Metamagnetic Transition in Low-Dimensional Site-Decorated Quantum Heisenberg Ferrimagnets (2511.06442v1)

Abstract: The prohibition of finite-temperature phase transition in one-dimensional (1D) Ising models and 1D/2D quantum Heisenberg models with short-range interactions fundamentally constrains the application potentials of low-dimensional magnetic materials. Recently, ultranarrow phase crossover (UNPC), which can approach a transition at a desirable finite temperature $T_0$ arbitrarily closely, was discovered in 1D decorated Ising chains and ladders. Here we present a theoretical study of similarly decorated, yet much more challenging, quantum Heisenberg ferrimagnets in a magnetic field, which features ferromagnetic backbone exchange $J$, antiferromagnetic site-decoration coupling $J_{AF}$, and different magnetic moments for the backbone and decorating spins $\mu_aS_a<\mu_bS_b$. We exactly solved the model in the large $J$ limit -- as a central-macrospin model -- and found two finite-temperature second-order transitions; just above $T_{c2}$ a ``half-ice, half-fire'' regime appears.

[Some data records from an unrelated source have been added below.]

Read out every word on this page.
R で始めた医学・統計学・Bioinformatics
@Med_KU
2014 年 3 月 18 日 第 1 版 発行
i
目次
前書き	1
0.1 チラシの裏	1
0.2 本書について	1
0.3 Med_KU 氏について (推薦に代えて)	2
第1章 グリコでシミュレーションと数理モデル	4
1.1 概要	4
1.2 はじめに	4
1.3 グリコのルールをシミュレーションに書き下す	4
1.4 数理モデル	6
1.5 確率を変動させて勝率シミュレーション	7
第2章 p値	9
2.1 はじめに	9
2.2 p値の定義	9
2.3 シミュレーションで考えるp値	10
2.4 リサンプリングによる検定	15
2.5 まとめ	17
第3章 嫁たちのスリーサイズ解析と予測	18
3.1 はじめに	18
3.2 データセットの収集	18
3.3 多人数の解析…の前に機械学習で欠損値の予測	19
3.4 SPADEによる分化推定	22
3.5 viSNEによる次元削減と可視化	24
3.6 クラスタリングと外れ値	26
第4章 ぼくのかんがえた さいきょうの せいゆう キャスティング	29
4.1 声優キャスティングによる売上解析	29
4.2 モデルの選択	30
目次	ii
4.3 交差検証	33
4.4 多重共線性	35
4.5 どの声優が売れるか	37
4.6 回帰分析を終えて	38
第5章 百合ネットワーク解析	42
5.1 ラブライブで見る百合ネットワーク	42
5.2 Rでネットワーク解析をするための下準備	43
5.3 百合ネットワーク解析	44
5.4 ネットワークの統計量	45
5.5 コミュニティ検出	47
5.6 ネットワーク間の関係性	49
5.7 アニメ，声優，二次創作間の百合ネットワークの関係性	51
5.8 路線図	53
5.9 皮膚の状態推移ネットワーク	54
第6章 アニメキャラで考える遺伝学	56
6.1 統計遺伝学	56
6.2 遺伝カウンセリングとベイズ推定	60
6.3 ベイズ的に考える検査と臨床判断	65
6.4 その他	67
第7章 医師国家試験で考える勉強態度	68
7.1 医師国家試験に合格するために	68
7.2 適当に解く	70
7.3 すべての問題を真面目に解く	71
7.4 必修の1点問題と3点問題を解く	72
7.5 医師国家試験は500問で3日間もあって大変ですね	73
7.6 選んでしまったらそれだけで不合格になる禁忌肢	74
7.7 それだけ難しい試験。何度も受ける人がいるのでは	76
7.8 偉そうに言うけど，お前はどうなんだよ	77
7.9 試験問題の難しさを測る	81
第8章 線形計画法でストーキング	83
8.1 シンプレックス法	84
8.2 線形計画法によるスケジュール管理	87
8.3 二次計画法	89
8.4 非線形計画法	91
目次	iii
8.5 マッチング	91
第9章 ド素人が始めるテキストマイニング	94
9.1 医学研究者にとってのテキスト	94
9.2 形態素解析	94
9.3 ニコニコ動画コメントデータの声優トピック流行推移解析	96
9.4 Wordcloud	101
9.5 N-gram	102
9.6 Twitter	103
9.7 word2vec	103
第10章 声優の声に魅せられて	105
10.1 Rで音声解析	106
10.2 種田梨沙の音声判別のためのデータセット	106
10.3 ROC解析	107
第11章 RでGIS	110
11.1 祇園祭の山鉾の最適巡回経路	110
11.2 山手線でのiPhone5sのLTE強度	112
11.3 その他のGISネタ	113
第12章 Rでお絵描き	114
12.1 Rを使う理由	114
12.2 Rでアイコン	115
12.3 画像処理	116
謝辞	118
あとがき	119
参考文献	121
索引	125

Finite-$J$ weak-field results follow from an effective-field mapping, suggesting the emergence of UNPC at finite $T_0$ in 2D square lattices thanks to its exponentially strong initial magnetic susceptibility $\chi_0\propto e^{4\pi S_a^2 J/T_0}$, though less likely in 1D chains where $\chi_0\propto J/T_0$. These results may shed light on new technological applications of low-dimensional quantum spin systems and attract experimental and computational tests.